Drama review for West Wing
• Know the network, the dates and the creator.
• From our article by Giles & Giles, explain the concept of prime time presidentiality. What is their point about the effect that TV and films have on our view of the presidency?
• To that end, why does TWW use such long shots and weaving tours of the White House?
• Know the key characters, President Jed Bartlet, Leo McGarry – chief of staff, Toby, Josh, Sam & CJ – the key staff, Charlie – the president’s personal assistant.
• Consider contrasting portrayals of the presidency as conveyed in the character of Jed Bartlet. In the pilot episode, where there is a confrontation with members of the Christian right, how does Bartlet enter? What is the overall portrayal of the president in this first episode?
• What’s the essential storyline of the episode A Proportional Response? How is Bartlet portrayed through most of this episode?
• What is it about Bartlet’s position in A Proportional Response that is valid? What is less defensible, less in tune with the values of the American presidency?

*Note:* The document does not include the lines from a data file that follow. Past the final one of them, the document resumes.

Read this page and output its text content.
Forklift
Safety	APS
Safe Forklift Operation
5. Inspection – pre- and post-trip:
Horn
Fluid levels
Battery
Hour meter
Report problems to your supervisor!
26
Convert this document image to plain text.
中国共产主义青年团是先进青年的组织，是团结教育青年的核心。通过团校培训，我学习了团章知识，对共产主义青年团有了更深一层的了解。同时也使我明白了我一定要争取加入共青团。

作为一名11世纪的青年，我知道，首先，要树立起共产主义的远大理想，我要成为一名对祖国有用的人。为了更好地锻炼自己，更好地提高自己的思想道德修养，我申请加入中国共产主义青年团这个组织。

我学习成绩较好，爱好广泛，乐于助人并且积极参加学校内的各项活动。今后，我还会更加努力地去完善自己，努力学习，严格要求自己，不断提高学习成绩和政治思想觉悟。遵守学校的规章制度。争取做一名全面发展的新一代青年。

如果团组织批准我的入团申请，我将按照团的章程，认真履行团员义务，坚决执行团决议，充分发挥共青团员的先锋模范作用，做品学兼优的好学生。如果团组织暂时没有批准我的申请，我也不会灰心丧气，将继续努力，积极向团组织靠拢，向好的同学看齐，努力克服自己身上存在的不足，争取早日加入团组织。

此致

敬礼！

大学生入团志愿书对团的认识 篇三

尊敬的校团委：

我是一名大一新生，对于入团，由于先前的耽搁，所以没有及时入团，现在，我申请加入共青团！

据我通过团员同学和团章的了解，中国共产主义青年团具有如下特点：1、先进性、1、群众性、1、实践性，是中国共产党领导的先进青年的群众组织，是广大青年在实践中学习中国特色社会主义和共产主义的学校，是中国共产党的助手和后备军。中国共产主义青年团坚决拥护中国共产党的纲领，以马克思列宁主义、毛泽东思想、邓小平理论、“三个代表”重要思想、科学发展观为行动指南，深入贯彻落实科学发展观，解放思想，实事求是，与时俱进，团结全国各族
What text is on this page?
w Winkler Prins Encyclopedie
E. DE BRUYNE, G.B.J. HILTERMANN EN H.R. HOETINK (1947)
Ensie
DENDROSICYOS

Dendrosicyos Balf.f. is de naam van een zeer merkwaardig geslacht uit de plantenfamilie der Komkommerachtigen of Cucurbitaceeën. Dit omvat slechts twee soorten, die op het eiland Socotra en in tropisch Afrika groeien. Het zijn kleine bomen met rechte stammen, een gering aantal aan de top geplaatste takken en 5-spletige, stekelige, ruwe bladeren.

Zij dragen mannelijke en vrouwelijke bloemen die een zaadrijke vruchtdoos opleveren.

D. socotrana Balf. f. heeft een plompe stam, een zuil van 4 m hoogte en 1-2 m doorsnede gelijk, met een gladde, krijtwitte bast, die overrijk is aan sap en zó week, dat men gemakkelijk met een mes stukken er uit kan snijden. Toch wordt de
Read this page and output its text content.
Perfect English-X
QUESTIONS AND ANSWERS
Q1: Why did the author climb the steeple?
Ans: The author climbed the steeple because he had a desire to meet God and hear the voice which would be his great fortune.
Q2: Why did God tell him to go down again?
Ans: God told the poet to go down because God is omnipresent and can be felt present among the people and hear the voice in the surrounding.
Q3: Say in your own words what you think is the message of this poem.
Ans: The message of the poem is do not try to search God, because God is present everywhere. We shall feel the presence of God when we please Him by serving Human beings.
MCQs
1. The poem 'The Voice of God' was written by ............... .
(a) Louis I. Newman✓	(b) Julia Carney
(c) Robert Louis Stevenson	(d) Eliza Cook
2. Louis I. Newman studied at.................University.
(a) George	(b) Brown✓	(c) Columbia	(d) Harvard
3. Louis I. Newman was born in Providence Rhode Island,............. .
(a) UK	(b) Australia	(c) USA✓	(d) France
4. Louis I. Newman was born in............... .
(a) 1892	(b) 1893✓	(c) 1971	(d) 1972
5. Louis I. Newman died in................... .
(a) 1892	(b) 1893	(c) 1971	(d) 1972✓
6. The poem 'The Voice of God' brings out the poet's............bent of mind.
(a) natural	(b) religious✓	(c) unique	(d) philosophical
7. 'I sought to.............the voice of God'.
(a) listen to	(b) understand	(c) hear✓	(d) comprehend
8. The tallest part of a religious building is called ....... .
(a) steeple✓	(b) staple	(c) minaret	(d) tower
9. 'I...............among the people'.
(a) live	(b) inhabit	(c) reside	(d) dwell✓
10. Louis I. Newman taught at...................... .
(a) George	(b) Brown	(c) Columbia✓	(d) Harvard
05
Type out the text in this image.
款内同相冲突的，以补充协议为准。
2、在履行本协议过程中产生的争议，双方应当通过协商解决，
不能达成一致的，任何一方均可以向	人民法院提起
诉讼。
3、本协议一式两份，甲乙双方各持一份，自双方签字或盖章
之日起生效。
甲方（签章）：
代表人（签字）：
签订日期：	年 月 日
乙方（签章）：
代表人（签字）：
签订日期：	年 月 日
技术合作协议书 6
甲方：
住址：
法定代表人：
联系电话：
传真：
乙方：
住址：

• Consider the end of the episode – when the President is dismissive of a potential new staff member – Charlie, and ultimately confronted by his chief of staff – Leo. What does this cumulative narrative say about the holder of the oval office?
• What does the West Wing say about the power of the presidency?
• How is the humanity of the President – and the humanity of his inner team – central to the show’s portrayal of what the presidency is about? What is said about our reliance on the collective wisdom of our leaders to make reasonable decisions?
• Include some commentary on the liberal perspective of the program – and its sense of patriotism.